“The challenges with awards shows increase significantly compared to normal live music shows,” said Raphael "Raphie" Alkins, FOH production mixer, N & N. Audio Inc.
“You not only have all the ergonomic and logistical demands – it must be lightweight, extremely high fidelity, very quiet or very powerful – you also need to make sure that the system sounds the same in every audience seat. When you think you have it all covered, you’re told you’re in a camera shot or blocking a light or LED screen, and it is back to the drawing board to find a compromise.”
“Weight capacity is always an issue at awards shows, since the biggest limitation is always that the show’s producers don’t want to see speakers in the shots, especially for a broadcast with so many visual production elements,” added JC Aguila, Network technical manager, engineering and tech field ops, Telemundo Network.
“Luckily, JBL speakers and especially the VTX Series provide great SPL and an ergonomic banana curve design, which lets us raise the points way high and out of the shots and curve the line array. They’re just so flexible.”
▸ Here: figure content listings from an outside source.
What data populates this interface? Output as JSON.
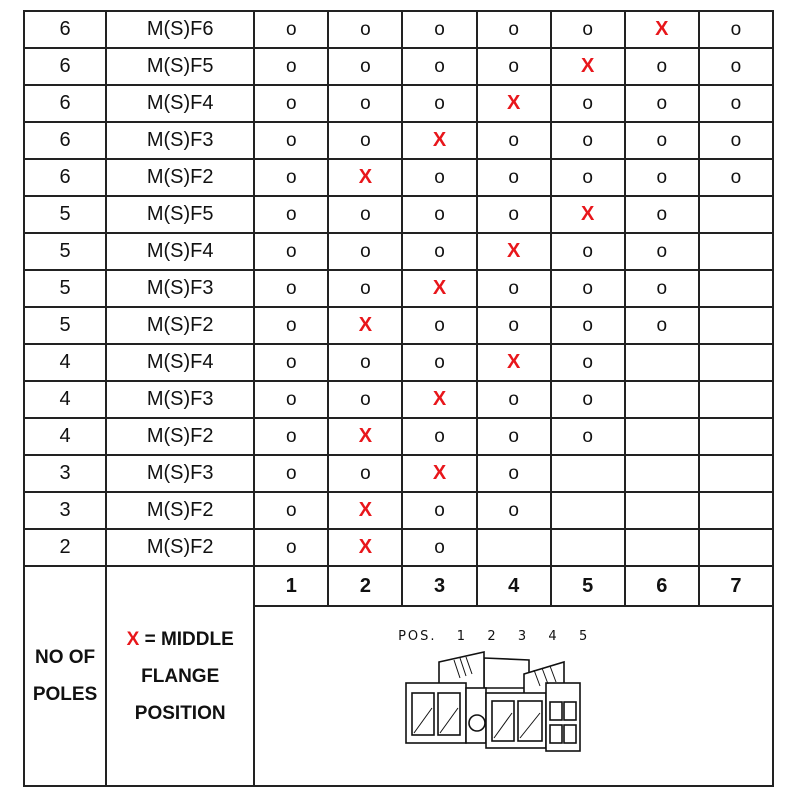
{
  "rows": [
    {
      "poles": "6",
      "type": "M(S)F6",
      "cells": [
        "o",
        "o",
        "o",
        "o",
        "o",
        "X",
        "o"
      ]
    },
    {
      "poles": "6",
      "type": "M(S)F5",
      "cells": [
        "o",
        "o",
        "o",
        "o",
        "X",
        "o",
        "o"
      ]
    },
    {
      "poles": "6",
      "type": "M(S)F4",
      "cells": [
        "o",
        "o",
        "o",
        "X",
        "o",
        "o",
        "o"
      ]
    },
    {
      "poles": "6",
      "type": "M(S)F3",
      "cells": [
        "o",
        "o",
        "X",
        "o",
        "o",
        "o",
        "o"
      ]
    },
    {
      "poles": "6",
      "type": "M(S)F2",
      "cells": [
        "o",
        "X",
        "o",
        "o",
        "o",
        "o",
        "o"
      ]
    },
    {
      "poles": "5",
      "type": "M(S)F5",
      "cells": [
        "o",
        "o",
        "o",
        "o",
        "X",
        "o",
        ""
      ]
    },
    {
      "poles": "5",
      "type": "M(S)F4",
      "cells": [
        "o",
        "o",
        "o",
        "X",
        "o",
        "o",
        ""
      ]
    },
    {
      "poles": "5",
      "type": "M(S)F3",
      "cells": [
        "o",
        "o",
        "X",
        "o",
        "o",
        "o",
        ""
      ]
    },
    {
      "poles": "5",
      "type": "M(S)F2",
      "cells": [
        "o",
        "X",
        "o",
        "o",
        "o",
        "o",
        ""
      ]
    },
    {
      "poles": "4",
      "type": "M(S)F4",
      "cells": [
        "o",
        "o",
        "o",
        "X",
        "o",
        "",
        ""
      ]
    },
    {
      "poles": "4",
      "type": "M(S)F3",
      "cells": [
        "o",
        "o",
        "X",
        "o",
        "o",
        "",
        ""
      ]
    },
    {
      "poles": "4",
      "type": "M(S)F2",
      "cells": [
        "o",
        "X",
        "o",
        "o",
        "o",
        "",
        ""
      ]
    },
    {
      "poles": "3",
      "type": "M(S)F3",
      "cells": [
        "o",
        "o",
        "X",
        "o",
        "",
        "",
        ""
      ]
    },
    {
      "poles": "3",
      "type": "M(S)F2",
      "cells": [
        "o",
        "X",
        "o",
        "o",
        "",
        "",
        ""
      ]
    },
    {
      "poles": "2",
      "type": "M(S)F2",
      "cells": [
        "o",
        "X",
        "o",
        "",
        "",
        "",
        ""
      ]
    }
  ],
  "position_headers": [
    "1",
    "2",
    "3",
    "4",
    "5",
    "6",
    "7"
  ],
  "footer": {
    "poles_label_line1": "NO OF",
    "poles_label_line2": "POLES",
    "legend_symbol": "X",
    "legend_text_line1": " = MIDDLE",
    "legend_text_line2": "FLANGE",
    "legend_text_line3": "POSITION",
    "diagram_label": "POS.  1  2  3  4  5"
  },
  "colors": {
    "middle_flange_mark": "#e8161b",
    "border": "#222222"
  }
}
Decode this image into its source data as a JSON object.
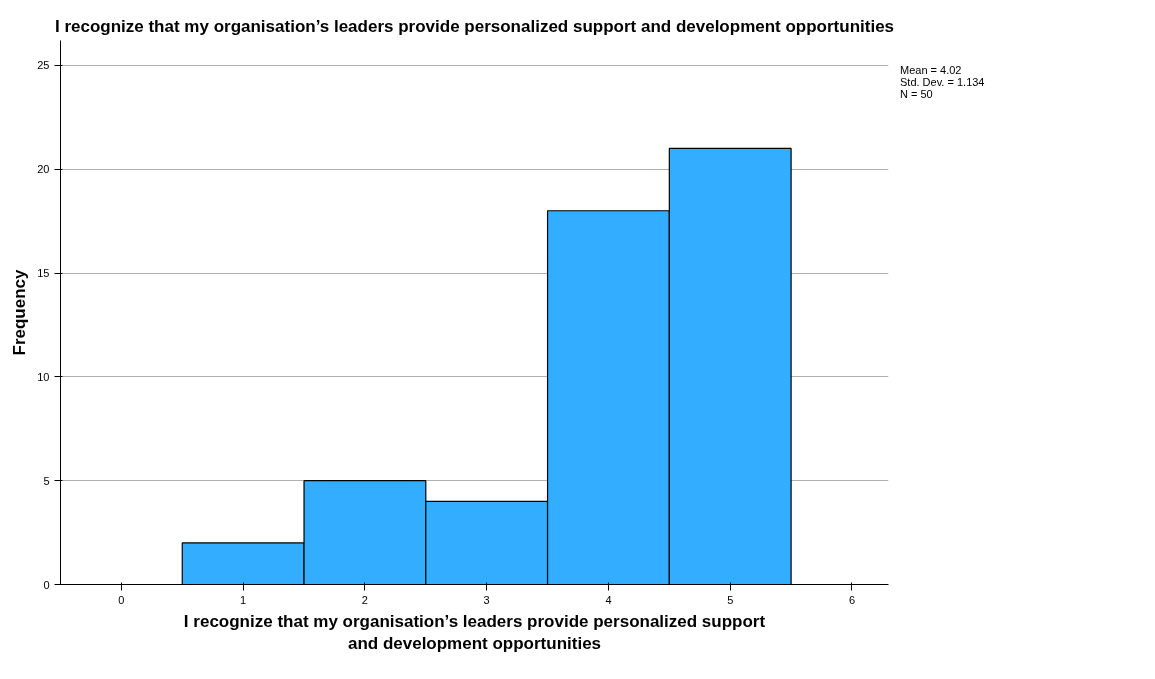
{
  "chart_data": {
    "type": "histogram",
    "title": "I recognize that my organisation’s leaders provide personalized support and development opportunities",
    "xlabel": "I recognize that my organisation’s leaders provide personalized support and development opportunities",
    "ylabel": "Frequency",
    "bins": [
      0.5,
      1.5,
      2.5,
      3.5,
      4.5,
      5.5
    ],
    "values": [
      2,
      5,
      4,
      18,
      21
    ],
    "color": "#33adff",
    "xlim": [
      -0.5,
      6.3
    ],
    "xticks": [
      0,
      1,
      2,
      3,
      4,
      5,
      6
    ],
    "ylim": [
      0,
      26.2
    ],
    "yticks": [
      0,
      5,
      10,
      15,
      20,
      25
    ],
    "grid": "y",
    "annotations": [
      "Mean = 4.02",
      "Std. Dev. = 1.134",
      "N = 50"
    ]
  }
}
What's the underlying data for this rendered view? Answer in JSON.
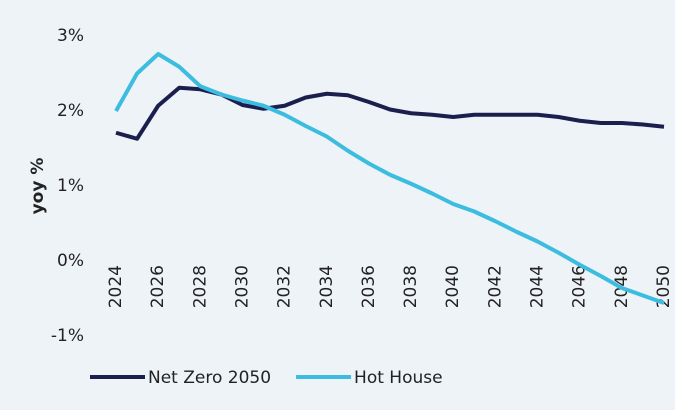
{
  "chart_data": {
    "type": "line",
    "y_label": "yoy %",
    "x": [
      2024,
      2025,
      2026,
      2027,
      2028,
      2029,
      2030,
      2031,
      2032,
      2033,
      2034,
      2035,
      2036,
      2037,
      2038,
      2039,
      2040,
      2041,
      2042,
      2043,
      2044,
      2045,
      2046,
      2047,
      2048,
      2049,
      2050
    ],
    "series": [
      {
        "name": "Net Zero 2050",
        "color": "#1b1f4e",
        "values": [
          1.71,
          1.63,
          2.07,
          2.31,
          2.29,
          2.22,
          2.08,
          2.03,
          2.07,
          2.18,
          2.23,
          2.21,
          2.12,
          2.02,
          1.97,
          1.95,
          1.92,
          1.95,
          1.95,
          1.95,
          1.95,
          1.92,
          1.87,
          1.84,
          1.84,
          1.82,
          1.79
        ]
      },
      {
        "name": "Hot House",
        "color": "#3cbde0",
        "values": [
          2.0,
          2.5,
          2.76,
          2.59,
          2.33,
          2.22,
          2.14,
          2.07,
          1.95,
          1.8,
          1.66,
          1.47,
          1.3,
          1.15,
          1.03,
          0.9,
          0.76,
          0.66,
          0.53,
          0.39,
          0.26,
          0.11,
          -0.05,
          -0.2,
          -0.36,
          -0.46,
          -0.56
        ]
      }
    ],
    "xlim": [
      2024,
      2050
    ],
    "xticks": [
      2024,
      2026,
      2028,
      2030,
      2032,
      2034,
      2036,
      2038,
      2040,
      2042,
      2044,
      2046,
      2048,
      2050
    ],
    "ylim": [
      -1,
      3
    ],
    "yticks": [
      {
        "value": -1,
        "label": "-1%"
      },
      {
        "value": 0,
        "label": "0%"
      },
      {
        "value": 1,
        "label": "1%"
      },
      {
        "value": 2,
        "label": "2%"
      },
      {
        "value": 3,
        "label": "3%"
      }
    ],
    "grid": false,
    "legend": "bottom"
  }
}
The Latin Billboards team utilised the A12 and smaller VTX A8 line array with 110-degree dispersion, as both speakers share the same high-frequency drivers, a newly redesigned Radiation Boundary Integrator and streamlined rigging system among other features.
When used together, both line arrays provided the frequency range and dynamics needed for the many genres of music performed on the night, as well as the precise coverage and clarity required for presenters speaking at podiums or from the audience, all while staying out of the camera’s view.
“The JBL A-12 system is just an awesome sounding PA that requires little to none as far as tweaking,” said Alkins. “The intelligibility was just outstanding and it sounded so rich and so full. Being able to go from a host at a podium to a live performance, and then back to the podium while keeping vocal intelligibility is not always easy to achieve, but the A12 system makes it all so seamless.
“As for the A8, when I demoed it at a convention, I asked the guy, ‘Could you turn the sub off so I could hear the speaker by itself?’ He said, ‘There's no sub.’ I was blown away that this tiny box could produce so much low frequency and still keep the intelligibility. I didn’t even think you needed a sub with the A8.”